Molecular tests called nucleic acid amplification tests (NAATs) are based on the amplification of the genetic material in the sample. NAATs include the polymerase chain reaction (PCR) assay in a laboratory to amplify viral genomic material for detection and can provide results within hours or days; other techniques include LAMP and next-generation sequencing. These tests require samples from the patient that is likely to contain viruses. Most samples are collected using nasopharyngeal swabs or a sputum cup, although the virus can also be detected in stool, urine, or blood.

For illnesses that are primarily respiratory in nature, such as COVID-19, nasopharyngeal swabs have been the most reliable, taking samples from an area of ​​the respiratory tract where the virus appears to first infect an individual. This site is relatively easy to access, compared to the final site of viral infection: the lower respiratory tract. The nasopharyngeal tract is likely to have (1) active virus replication and (2) enough virus to be detected in test kits.
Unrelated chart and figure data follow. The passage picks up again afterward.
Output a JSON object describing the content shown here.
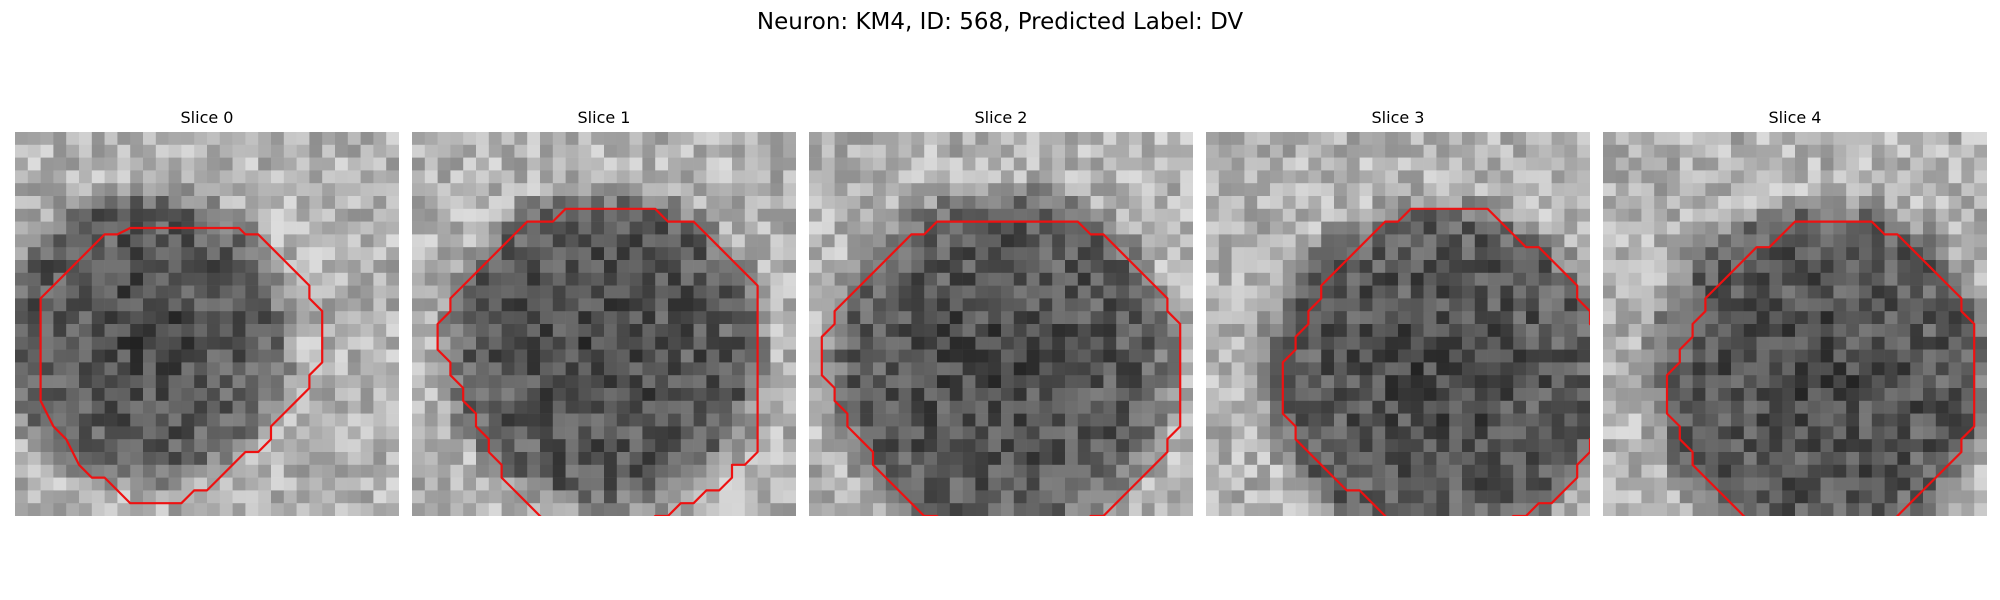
{
  "figure": {
    "title": "Neuron: KM4, ID: 568, Predicted Label: DV"
  },
  "contour_color": "#ee1111",
  "colormap": "gray",
  "panels": [
    {
      "title": "Slice 0",
      "contour": [
        [
          10.5,
          3.5
        ],
        [
          13.5,
          3.5
        ],
        [
          14,
          4
        ],
        [
          15,
          4
        ],
        [
          16,
          5
        ],
        [
          17,
          6
        ],
        [
          18,
          7
        ],
        [
          19,
          8
        ],
        [
          19,
          9
        ],
        [
          20,
          10
        ],
        [
          20,
          11
        ],
        [
          20,
          12
        ],
        [
          20,
          13
        ],
        [
          20,
          14
        ],
        [
          19,
          15
        ],
        [
          19,
          16
        ],
        [
          18,
          17
        ],
        [
          17,
          18
        ],
        [
          16,
          19
        ],
        [
          16,
          20
        ],
        [
          15,
          21
        ],
        [
          14,
          21
        ],
        [
          13,
          22
        ],
        [
          12,
          23
        ],
        [
          11,
          24
        ],
        [
          10,
          24
        ],
        [
          9,
          25
        ],
        [
          8,
          25
        ],
        [
          6,
          25
        ],
        [
          5,
          25
        ],
        [
          4,
          24
        ],
        [
          3,
          23
        ],
        [
          2,
          23
        ],
        [
          1,
          22
        ],
        [
          0.5,
          21
        ],
        [
          0,
          20
        ],
        [
          -1,
          19
        ],
        [
          -1.5,
          18
        ],
        [
          -2,
          17
        ],
        [
          -2,
          16
        ],
        [
          -2,
          15
        ],
        [
          -2,
          14
        ],
        [
          -2,
          13
        ],
        [
          -2,
          12
        ],
        [
          -2,
          11
        ],
        [
          -2,
          10
        ],
        [
          -2,
          9
        ],
        [
          -1,
          8
        ],
        [
          0,
          7
        ],
        [
          1,
          6
        ],
        [
          2,
          5
        ],
        [
          3,
          4
        ],
        [
          4,
          4
        ],
        [
          5,
          3.5
        ],
        [
          6,
          3.5
        ],
        [
          8,
          3.5
        ]
      ],
      "dark_center": [
        6,
        12
      ],
      "dark_radius": 10,
      "seed": 11
    },
    {
      "title": "Slice 1",
      "contour": [
        [
          11,
          2
        ],
        [
          15,
          2
        ],
        [
          16,
          3
        ],
        [
          17,
          3
        ],
        [
          18,
          3
        ],
        [
          19,
          4
        ],
        [
          20,
          5
        ],
        [
          21,
          6
        ],
        [
          22,
          7
        ],
        [
          23,
          8
        ],
        [
          23,
          10
        ],
        [
          23,
          12
        ],
        [
          23,
          14
        ],
        [
          23,
          16
        ],
        [
          23,
          18
        ],
        [
          23,
          20
        ],
        [
          23,
          21
        ],
        [
          22,
          22
        ],
        [
          21,
          22
        ],
        [
          21,
          23
        ],
        [
          20,
          24
        ],
        [
          19,
          24
        ],
        [
          18,
          25
        ],
        [
          17,
          25
        ],
        [
          16,
          26
        ],
        [
          15,
          26
        ],
        [
          14,
          27
        ],
        [
          12,
          27
        ],
        [
          10,
          27
        ],
        [
          8,
          27
        ],
        [
          7,
          27
        ],
        [
          6,
          26
        ],
        [
          5,
          25
        ],
        [
          4,
          24
        ],
        [
          3,
          23
        ],
        [
          3,
          22
        ],
        [
          2,
          21
        ],
        [
          2,
          20
        ],
        [
          1,
          19
        ],
        [
          1,
          18
        ],
        [
          0,
          17
        ],
        [
          0,
          16
        ],
        [
          -1,
          15
        ],
        [
          -1,
          14
        ],
        [
          -2,
          13
        ],
        [
          -2,
          12
        ],
        [
          -2,
          11
        ],
        [
          -1,
          10
        ],
        [
          -1,
          9
        ],
        [
          0,
          8
        ],
        [
          1,
          7
        ],
        [
          2,
          6
        ],
        [
          3,
          5
        ],
        [
          4,
          4
        ],
        [
          5,
          3
        ],
        [
          6,
          3
        ],
        [
          7,
          3
        ],
        [
          8,
          2
        ],
        [
          10,
          2
        ]
      ],
      "dark_center": [
        11,
        13
      ],
      "dark_radius": 11,
      "seed": 23
    },
    {
      "title": "Slice 2",
      "contour": [
        [
          10,
          3
        ],
        [
          17,
          3
        ],
        [
          18,
          4
        ],
        [
          19,
          4
        ],
        [
          20,
          5
        ],
        [
          21,
          6
        ],
        [
          22,
          7
        ],
        [
          23,
          8
        ],
        [
          24,
          9
        ],
        [
          24,
          10
        ],
        [
          25,
          11
        ],
        [
          25,
          12
        ],
        [
          25,
          14
        ],
        [
          25,
          16
        ],
        [
          25,
          18
        ],
        [
          25,
          19
        ],
        [
          24,
          20
        ],
        [
          24,
          21
        ],
        [
          23,
          22
        ],
        [
          22,
          23
        ],
        [
          21,
          24
        ],
        [
          20,
          25
        ],
        [
          19,
          26
        ],
        [
          18,
          26
        ],
        [
          17,
          27
        ],
        [
          16,
          27
        ],
        [
          15,
          28
        ],
        [
          14,
          28
        ],
        [
          13,
          28
        ],
        [
          11,
          28
        ],
        [
          10,
          28
        ],
        [
          9,
          28
        ],
        [
          8,
          27
        ],
        [
          7,
          27
        ],
        [
          6,
          26
        ],
        [
          5,
          26
        ],
        [
          4,
          25
        ],
        [
          3,
          24
        ],
        [
          2,
          23
        ],
        [
          1,
          22
        ],
        [
          1,
          21
        ],
        [
          0,
          20
        ],
        [
          -1,
          19
        ],
        [
          -1,
          18
        ],
        [
          -2,
          17
        ],
        [
          -2,
          16
        ],
        [
          -3,
          15
        ],
        [
          -3,
          14
        ],
        [
          -3,
          13
        ],
        [
          -3,
          12
        ],
        [
          -2,
          11
        ],
        [
          -2,
          10
        ],
        [
          -1,
          9
        ],
        [
          0,
          8
        ],
        [
          1,
          7
        ],
        [
          2,
          6
        ],
        [
          3,
          5
        ],
        [
          4,
          4
        ],
        [
          5,
          4
        ],
        [
          6,
          3
        ],
        [
          8,
          3
        ]
      ],
      "dark_center": [
        11,
        14
      ],
      "dark_radius": 12,
      "seed": 37
    },
    {
      "title": "Slice 3",
      "contour": [
        [
          12,
          2
        ],
        [
          18,
          2
        ],
        [
          19,
          3
        ],
        [
          20,
          4
        ],
        [
          21,
          5
        ],
        [
          22,
          5
        ],
        [
          23,
          6
        ],
        [
          24,
          7
        ],
        [
          25,
          8
        ],
        [
          25,
          9
        ],
        [
          26,
          10
        ],
        [
          26,
          11
        ],
        [
          27,
          12
        ],
        [
          27,
          13
        ],
        [
          27,
          15
        ],
        [
          27,
          17
        ],
        [
          27,
          19
        ],
        [
          26,
          20
        ],
        [
          26,
          21
        ],
        [
          25,
          22
        ],
        [
          25,
          23
        ],
        [
          24,
          24
        ],
        [
          23,
          25
        ],
        [
          22,
          25
        ],
        [
          21,
          26
        ],
        [
          20,
          26
        ],
        [
          19,
          27
        ],
        [
          18,
          27
        ],
        [
          17,
          27
        ],
        [
          15,
          27
        ],
        [
          13,
          27
        ],
        [
          12,
          27
        ],
        [
          11,
          27
        ],
        [
          10,
          26
        ],
        [
          9,
          25
        ],
        [
          8,
          24
        ],
        [
          7,
          24
        ],
        [
          6,
          23
        ],
        [
          5,
          22
        ],
        [
          4,
          21
        ],
        [
          3,
          20
        ],
        [
          3,
          19
        ],
        [
          2,
          18
        ],
        [
          2,
          17
        ],
        [
          2,
          16
        ],
        [
          2,
          15
        ],
        [
          2,
          14
        ],
        [
          3,
          13
        ],
        [
          3,
          12
        ],
        [
          4,
          11
        ],
        [
          4,
          10
        ],
        [
          5,
          9
        ],
        [
          5,
          8
        ],
        [
          6,
          7
        ],
        [
          7,
          6
        ],
        [
          8,
          5
        ],
        [
          9,
          4
        ],
        [
          10,
          3
        ],
        [
          11,
          3
        ]
      ],
      "dark_center": [
        14,
        15
      ],
      "dark_radius": 12,
      "seed": 53
    },
    {
      "title": "Slice 4",
      "contour": [
        [
          11,
          3
        ],
        [
          17,
          3
        ],
        [
          18,
          4
        ],
        [
          19,
          4
        ],
        [
          20,
          5
        ],
        [
          21,
          6
        ],
        [
          22,
          7
        ],
        [
          23,
          8
        ],
        [
          24,
          9
        ],
        [
          24,
          10
        ],
        [
          25,
          11
        ],
        [
          25,
          12
        ],
        [
          25,
          14
        ],
        [
          25,
          16
        ],
        [
          25,
          18
        ],
        [
          25,
          19
        ],
        [
          24,
          20
        ],
        [
          24,
          21
        ],
        [
          23,
          22
        ],
        [
          22,
          23
        ],
        [
          21,
          24
        ],
        [
          20,
          25
        ],
        [
          19,
          26
        ],
        [
          18,
          27
        ],
        [
          17,
          28
        ],
        [
          16,
          28
        ],
        [
          14,
          28
        ],
        [
          12,
          28
        ],
        [
          10,
          28
        ],
        [
          9,
          28
        ],
        [
          8,
          27
        ],
        [
          7,
          26
        ],
        [
          6,
          25
        ],
        [
          5,
          24
        ],
        [
          4,
          23
        ],
        [
          3,
          22
        ],
        [
          3,
          21
        ],
        [
          2,
          20
        ],
        [
          2,
          19
        ],
        [
          1,
          18
        ],
        [
          1,
          17
        ],
        [
          1,
          16
        ],
        [
          1,
          15
        ],
        [
          2,
          14
        ],
        [
          2,
          13
        ],
        [
          3,
          12
        ],
        [
          3,
          11
        ],
        [
          4,
          10
        ],
        [
          4,
          9
        ],
        [
          5,
          8
        ],
        [
          6,
          7
        ],
        [
          7,
          6
        ],
        [
          8,
          5
        ],
        [
          9,
          5
        ],
        [
          10,
          4
        ]
      ],
      "dark_center": [
        13,
        15
      ],
      "dark_radius": 12,
      "seed": 71
    }
  ]
}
Note on sensitivity and specificity data

Where available, we list manufacturer-reported sensitivity and specificity data. A highly sensitive test should capture all true positive results. A highly specific test should rule out all true negative results. These measures are not independently validated by the Johns Hopkins Center for Health Safety. If sensitivity or specificity is not listed, the manufacturer did not provide it at the time of publication. When available, the number of samples used for sensitivity/specificity definitions are listed in the product description.

The terms “sensitivity” and “specificity” may not appear on manufacturers’ information sheets, but are often reported as “positive per cent agreement” and “negative per cent agreement.” Sensitivity can also be measured by calculating the limit of detection, which is the lowest detectable number of virus copies in a sample where the test will be positive at least 95% of the time. Essentially, a lower limit of detection indicates a more sensitive test, with fewer viral copies per sample required to obtain a positive test result.